The Godfather Part II‘s box office far overshadowed The Conversation, though both films received Best Picture nominations. After the hellish Apocalypse Now (1979), Coppola directed another pet project, One from the Heart (1982), a massive flop that nearly destroyed Zoetrope. He spent the ’80s and ’90s alternating between personal works (Tucker: The Man and His Dream (1988)) and commercial works like The Outsiders (1983) and The Godfather, Part III (1990). He ruefully recalled that after The Godfather, “my career took off and I didn’t get to be what I wanted to be.”

Of course, a “passion project” needn’t be modestly budgeted esoterica. Coppola’s Apocalypse Now, a decade in gestation, attests to that, alongside other films by his peers. George Lucas, of course, abandoned American Graffiti‘s modest charms for Star Wars (1977). Martin Scorsese spent two decades developing Gangs of New York (2002); it took Steven Spielberg a decade to bring Lincoln (2012) to the screen. If you’re Scorsese or Spielberg, or (from an older era) David O. Selznick or David Lean, sweeping epics can be as personal as a black-and-white, 16 mm film.

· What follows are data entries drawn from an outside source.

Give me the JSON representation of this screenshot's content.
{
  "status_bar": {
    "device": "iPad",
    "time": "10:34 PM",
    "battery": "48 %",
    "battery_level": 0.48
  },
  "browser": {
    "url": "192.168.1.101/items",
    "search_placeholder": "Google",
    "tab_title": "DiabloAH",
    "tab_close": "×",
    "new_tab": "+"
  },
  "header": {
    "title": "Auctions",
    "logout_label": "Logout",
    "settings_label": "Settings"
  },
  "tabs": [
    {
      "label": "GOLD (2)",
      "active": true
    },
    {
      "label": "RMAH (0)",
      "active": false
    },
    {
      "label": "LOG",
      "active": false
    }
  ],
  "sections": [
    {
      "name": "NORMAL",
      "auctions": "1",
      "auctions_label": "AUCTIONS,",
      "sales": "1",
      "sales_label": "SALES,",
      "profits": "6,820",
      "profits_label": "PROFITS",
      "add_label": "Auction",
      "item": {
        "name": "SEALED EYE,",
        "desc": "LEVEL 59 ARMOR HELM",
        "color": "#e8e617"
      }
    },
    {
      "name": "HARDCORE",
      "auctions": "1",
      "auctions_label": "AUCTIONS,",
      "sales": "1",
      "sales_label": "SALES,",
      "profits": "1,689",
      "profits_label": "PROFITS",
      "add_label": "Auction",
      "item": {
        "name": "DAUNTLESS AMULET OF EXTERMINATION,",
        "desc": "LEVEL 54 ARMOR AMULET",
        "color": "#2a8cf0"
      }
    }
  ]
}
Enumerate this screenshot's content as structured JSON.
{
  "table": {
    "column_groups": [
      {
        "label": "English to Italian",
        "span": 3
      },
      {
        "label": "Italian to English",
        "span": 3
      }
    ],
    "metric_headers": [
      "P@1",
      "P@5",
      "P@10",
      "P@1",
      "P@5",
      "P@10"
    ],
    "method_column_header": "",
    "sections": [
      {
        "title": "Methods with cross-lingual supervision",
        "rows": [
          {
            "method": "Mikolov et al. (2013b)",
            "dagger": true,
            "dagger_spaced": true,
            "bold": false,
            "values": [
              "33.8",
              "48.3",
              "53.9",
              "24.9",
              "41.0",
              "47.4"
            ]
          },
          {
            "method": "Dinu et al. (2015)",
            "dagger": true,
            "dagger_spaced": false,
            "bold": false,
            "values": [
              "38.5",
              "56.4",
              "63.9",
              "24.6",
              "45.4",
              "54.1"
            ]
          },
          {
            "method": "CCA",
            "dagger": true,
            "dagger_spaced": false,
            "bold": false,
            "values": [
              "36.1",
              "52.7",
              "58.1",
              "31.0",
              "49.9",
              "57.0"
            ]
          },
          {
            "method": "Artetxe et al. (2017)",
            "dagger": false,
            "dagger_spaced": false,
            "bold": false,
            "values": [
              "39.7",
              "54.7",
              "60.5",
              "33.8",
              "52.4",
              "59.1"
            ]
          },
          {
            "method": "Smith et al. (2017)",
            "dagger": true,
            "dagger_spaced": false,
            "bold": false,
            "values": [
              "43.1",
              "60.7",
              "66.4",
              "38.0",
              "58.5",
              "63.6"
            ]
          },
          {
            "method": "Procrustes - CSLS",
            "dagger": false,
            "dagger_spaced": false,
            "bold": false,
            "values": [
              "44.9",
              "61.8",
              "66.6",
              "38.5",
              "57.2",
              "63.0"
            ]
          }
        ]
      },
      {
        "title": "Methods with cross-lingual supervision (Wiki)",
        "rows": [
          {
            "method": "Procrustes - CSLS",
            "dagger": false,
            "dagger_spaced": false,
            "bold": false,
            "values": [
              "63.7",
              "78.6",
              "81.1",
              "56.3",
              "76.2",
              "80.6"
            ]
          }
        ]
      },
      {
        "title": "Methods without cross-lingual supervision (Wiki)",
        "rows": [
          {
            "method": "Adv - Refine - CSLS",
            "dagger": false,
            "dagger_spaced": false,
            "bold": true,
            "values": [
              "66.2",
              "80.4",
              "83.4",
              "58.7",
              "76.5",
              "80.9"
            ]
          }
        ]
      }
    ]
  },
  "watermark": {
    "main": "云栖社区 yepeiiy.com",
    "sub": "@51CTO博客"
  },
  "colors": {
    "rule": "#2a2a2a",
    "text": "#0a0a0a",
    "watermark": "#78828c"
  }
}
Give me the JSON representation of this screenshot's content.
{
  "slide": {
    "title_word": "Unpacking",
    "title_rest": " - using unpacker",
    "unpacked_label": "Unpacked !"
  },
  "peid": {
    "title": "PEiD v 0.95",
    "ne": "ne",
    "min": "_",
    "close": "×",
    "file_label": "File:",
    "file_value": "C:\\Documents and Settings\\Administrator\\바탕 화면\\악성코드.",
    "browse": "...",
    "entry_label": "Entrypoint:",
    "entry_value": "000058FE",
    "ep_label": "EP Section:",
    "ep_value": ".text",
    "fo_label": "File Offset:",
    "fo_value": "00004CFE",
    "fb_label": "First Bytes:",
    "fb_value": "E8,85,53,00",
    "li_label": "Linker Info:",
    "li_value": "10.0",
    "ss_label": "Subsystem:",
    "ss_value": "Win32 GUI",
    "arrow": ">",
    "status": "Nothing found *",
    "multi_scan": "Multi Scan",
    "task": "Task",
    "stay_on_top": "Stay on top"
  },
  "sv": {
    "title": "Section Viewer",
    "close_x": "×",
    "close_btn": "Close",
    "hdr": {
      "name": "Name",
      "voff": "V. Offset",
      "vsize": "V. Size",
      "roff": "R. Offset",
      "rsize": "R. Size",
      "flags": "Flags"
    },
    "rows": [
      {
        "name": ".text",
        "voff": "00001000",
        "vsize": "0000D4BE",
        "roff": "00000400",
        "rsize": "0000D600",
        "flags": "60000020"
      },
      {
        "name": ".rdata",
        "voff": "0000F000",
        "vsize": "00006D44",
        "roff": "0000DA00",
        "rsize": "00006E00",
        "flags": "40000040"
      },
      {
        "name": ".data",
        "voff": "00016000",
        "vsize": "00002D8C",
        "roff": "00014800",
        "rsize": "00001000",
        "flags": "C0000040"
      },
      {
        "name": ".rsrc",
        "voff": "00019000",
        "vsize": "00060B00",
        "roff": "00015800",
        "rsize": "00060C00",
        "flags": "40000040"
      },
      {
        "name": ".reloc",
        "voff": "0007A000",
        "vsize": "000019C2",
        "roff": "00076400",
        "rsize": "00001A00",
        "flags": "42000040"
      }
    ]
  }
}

Christopher Nolan exemplifies this. In 2001 he first pitched Inception, then envisioned as a horror movie. Despite his recent success with Memento (2000), Warner Bros. was skeptical. He later admitted that “I wasn’t really ready to finish it. I needed more experience in making a big movie.” He earned that experience, and undeniable box office clout, with Batman Begins (2005) and The Dark Knight (2008). Suddenly his modest idea sprawled into a sci-epic, complete with a huge budget and all-star cast. Fortunately, Inception proved just as successful as his superhero films.

Inception Directing

The problem with “passion projects” is simple: the more personal the subject, the greater the possibility of alienating audiences and studios. Despite Scorsese’s meticulous direction and powerhouse Daniel Day-Lewis performance, Gangs of New York received mixed reviews and middling box office. Then there’s the grand cautionary tale of Michael Cimino, who went from The Deer Hunter (1978) to his colossal folly Heaven’s Gate (1980), a deeply personal epic that came to epitomize auteurist excess.

Low budget movies, at least, run lesser financial risk. Yet their very smallness also makes them a tough sell. Coppola’s recent films, Youth Without Youth (2007), Tetro (2009), and Twixt (2011), received little release or attention. Any indie filmmaker knows that for every Wes Anderson or Kevin Smith, there are a million flame-outs whose deeply personal works fail to reach an audience.

It isn’t likely Quay could be made without someone like Christopher Nolan backing it. Nolan wants to expose two filmmakers and their work to a larger audience, and box office take is barely a consideration. If only all filmmakers had such a luxury.